Aucune des stratégies utilisées par les Palestiniens dans le passé n’a fait ses preuves. Le temps est venu de réfléchir, de réévaluer et d’innover. La violence peut introduire une solution mais elle ne peut la concrétiser. Les Palestiniens tout seuls ne peuvent pas libérer la Palestine. Aucun peuple n’a sacrifié davantage ou plus longtemps que les Palestiniens, mais le sacrifice sans stratégie conçue pour gagner n’est pas suffisant. Dans une lutte de cette ampleur, il est indispensable d’avoir plus d’alliés qui, pour des raisons qui leur sont propres, partagent la vision d’un Etat de Palestine à côté d’Israël. Il faut identifier et mobiliser des alliés aux Etats-Unis et en Israël, les deux pays qui jouent un rôle central dans l’issue de ce conflit. La violence contre des civils nous aliène ces alliés potentiels et le peuple palestinien doit faire le choix décisif entre la confrontation militaire ou la résistance pacifique et les négociations.
Il faut donner aux Palestiniens la possibilité d’élaborer et d’exprimer leur choix. Il est temps, plus que temps, que les Palestiniens votent et qu’ils élisent leurs représentants. Les Etats-Unis ne peuvent pas sérieusement empêcher un peuple de voter. C’est aussi a-américain que la monarchie. Une fois convaincus, les Etats-Unis peuvent amener Israël à rendre les élections possibles. Il faut que toutes les parties sachent que les compromis requis pour faire la paix ne peuvent être faits que par des représentants élus. Ce serait bien de coupler les élections avec un referendum sur la solution de deux Etats, fondée sur la feuille de route. La feuille de route est un instrument international accepté par les directions israélienne et palestinienne de même que par le Quatuor et la Ligue arabe. Un tel referendum définirait les paramètres de l’horizon politique des Palestiniens. Les opposants à la feuille de route perdront leur capacité de bloquer les progrès si à ce referendum le oui l’emporte.
Les Palestiniens doivent aussi faire des choix quant à l’avenir de Gaza après les retraits israéliens. Il faut que Gaza soit une réussite, enlevant ainsi aux faucons israéliens un argument pour étendre l’occupation de la Cisjordanie. Ce retrait probable donne aux Palestiniens une occasion rare, celle de planifier un événement à venir plutôt que d’être confrontés à son accomplissement. Il faut concevoir ceci comme une première étape dans l’établissement de leur Etat viable.

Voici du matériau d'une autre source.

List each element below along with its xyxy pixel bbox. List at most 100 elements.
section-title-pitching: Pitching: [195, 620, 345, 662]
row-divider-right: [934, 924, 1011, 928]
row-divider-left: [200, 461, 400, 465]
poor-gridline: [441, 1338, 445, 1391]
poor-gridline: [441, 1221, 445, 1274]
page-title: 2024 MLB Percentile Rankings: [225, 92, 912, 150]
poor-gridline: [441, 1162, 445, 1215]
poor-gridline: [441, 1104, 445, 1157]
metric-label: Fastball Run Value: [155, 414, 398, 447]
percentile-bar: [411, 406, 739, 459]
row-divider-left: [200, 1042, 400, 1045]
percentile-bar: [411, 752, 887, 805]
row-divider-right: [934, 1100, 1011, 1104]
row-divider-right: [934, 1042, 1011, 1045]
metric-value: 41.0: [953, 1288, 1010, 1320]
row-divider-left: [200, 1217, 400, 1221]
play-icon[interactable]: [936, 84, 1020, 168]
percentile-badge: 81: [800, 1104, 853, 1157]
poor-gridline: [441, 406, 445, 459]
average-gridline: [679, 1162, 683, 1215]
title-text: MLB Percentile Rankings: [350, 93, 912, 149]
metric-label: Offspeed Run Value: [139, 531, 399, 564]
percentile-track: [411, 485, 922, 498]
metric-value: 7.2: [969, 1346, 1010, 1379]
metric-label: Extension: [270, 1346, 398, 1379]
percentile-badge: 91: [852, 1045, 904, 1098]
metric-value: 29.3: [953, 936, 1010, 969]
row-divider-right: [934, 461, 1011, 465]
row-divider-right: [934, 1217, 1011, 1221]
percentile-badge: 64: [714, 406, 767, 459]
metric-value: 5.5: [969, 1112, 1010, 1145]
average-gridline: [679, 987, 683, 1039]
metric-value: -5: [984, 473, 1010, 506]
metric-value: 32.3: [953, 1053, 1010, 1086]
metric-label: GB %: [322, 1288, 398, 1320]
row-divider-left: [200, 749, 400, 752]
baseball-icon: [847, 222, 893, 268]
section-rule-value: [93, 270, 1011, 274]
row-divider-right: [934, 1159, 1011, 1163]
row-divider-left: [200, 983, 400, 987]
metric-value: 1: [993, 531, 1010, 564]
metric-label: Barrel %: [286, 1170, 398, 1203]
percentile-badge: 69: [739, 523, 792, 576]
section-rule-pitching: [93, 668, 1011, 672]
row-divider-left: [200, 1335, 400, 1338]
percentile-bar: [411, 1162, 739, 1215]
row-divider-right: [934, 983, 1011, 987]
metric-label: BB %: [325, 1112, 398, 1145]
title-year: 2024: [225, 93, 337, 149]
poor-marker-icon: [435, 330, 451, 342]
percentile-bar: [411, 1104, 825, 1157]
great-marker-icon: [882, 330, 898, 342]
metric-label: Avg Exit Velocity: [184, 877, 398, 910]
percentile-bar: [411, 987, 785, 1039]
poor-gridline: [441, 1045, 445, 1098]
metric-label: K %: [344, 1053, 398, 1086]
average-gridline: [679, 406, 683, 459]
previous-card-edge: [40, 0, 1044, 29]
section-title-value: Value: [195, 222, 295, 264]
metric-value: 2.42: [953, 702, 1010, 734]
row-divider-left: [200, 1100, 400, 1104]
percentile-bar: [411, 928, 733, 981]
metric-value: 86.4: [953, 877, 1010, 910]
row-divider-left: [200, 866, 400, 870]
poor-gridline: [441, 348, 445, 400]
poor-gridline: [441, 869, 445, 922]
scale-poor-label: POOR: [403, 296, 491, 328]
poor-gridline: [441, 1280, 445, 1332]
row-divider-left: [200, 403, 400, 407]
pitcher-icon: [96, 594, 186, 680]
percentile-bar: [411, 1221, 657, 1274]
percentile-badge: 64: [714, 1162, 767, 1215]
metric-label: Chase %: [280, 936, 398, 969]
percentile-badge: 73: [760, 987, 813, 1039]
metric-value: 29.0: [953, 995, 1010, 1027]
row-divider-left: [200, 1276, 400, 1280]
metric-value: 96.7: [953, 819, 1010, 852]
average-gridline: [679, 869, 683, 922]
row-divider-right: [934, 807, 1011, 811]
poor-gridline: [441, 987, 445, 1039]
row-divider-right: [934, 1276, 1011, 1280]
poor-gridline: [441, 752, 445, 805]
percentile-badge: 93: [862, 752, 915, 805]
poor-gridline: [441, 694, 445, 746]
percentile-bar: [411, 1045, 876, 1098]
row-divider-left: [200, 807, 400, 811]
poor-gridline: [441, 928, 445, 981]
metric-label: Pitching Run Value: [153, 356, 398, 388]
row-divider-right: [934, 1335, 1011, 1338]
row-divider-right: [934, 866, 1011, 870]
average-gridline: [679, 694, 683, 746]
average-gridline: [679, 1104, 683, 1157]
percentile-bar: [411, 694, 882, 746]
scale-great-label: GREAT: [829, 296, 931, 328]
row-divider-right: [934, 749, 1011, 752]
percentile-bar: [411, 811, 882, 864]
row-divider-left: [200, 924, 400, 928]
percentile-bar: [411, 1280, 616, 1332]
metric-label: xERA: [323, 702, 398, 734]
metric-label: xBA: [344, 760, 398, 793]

Les suggestions que fait Marwan Barghouthi méritent qu’on les prenne sérieusement en considération. Elles donnent le contexte politique qui fait de ce retrait un pas vers l’indépendance plutôt qu’une chute vers l’abîme.
Au delà, il faut faire des plans concrets pour le logement, les routes, les parcs, les usines et les écoles et tous les aspects de la vie et il faut qu’ils soient prêts pour leur mise en œuvre. Ce projet serait mieux réalisé sous les auspices d’institutions internationales comme la Banque mondiale, avec la participation active des Palestiniens eux-mêmes. On peut confier cette tâche à une nouvelle entité formelle.
Des élections libres, sur des problèmes en débat et avec des choix clairement définis, permettront que les représentants légitimes s’attaquent au problème de la sécurité palestinienne et israélienne sous l’égide indispensable des Etats-Unis. L’Egypte et la Jordanie peuvent jouer un rôle significatif pour faire naître ce processus.
Il faut prendre au mot le président des Etats-Unis quand il dit que les problèmes du statut final seront laissés aux parties. Préjuger de l’issue ne servira à rien. Seuls les représentants légitimes des deux peuples auront l’autorité et la capacité de faire les compromis que la paix requiert et eux seuls peuvent assurer sa pérennité.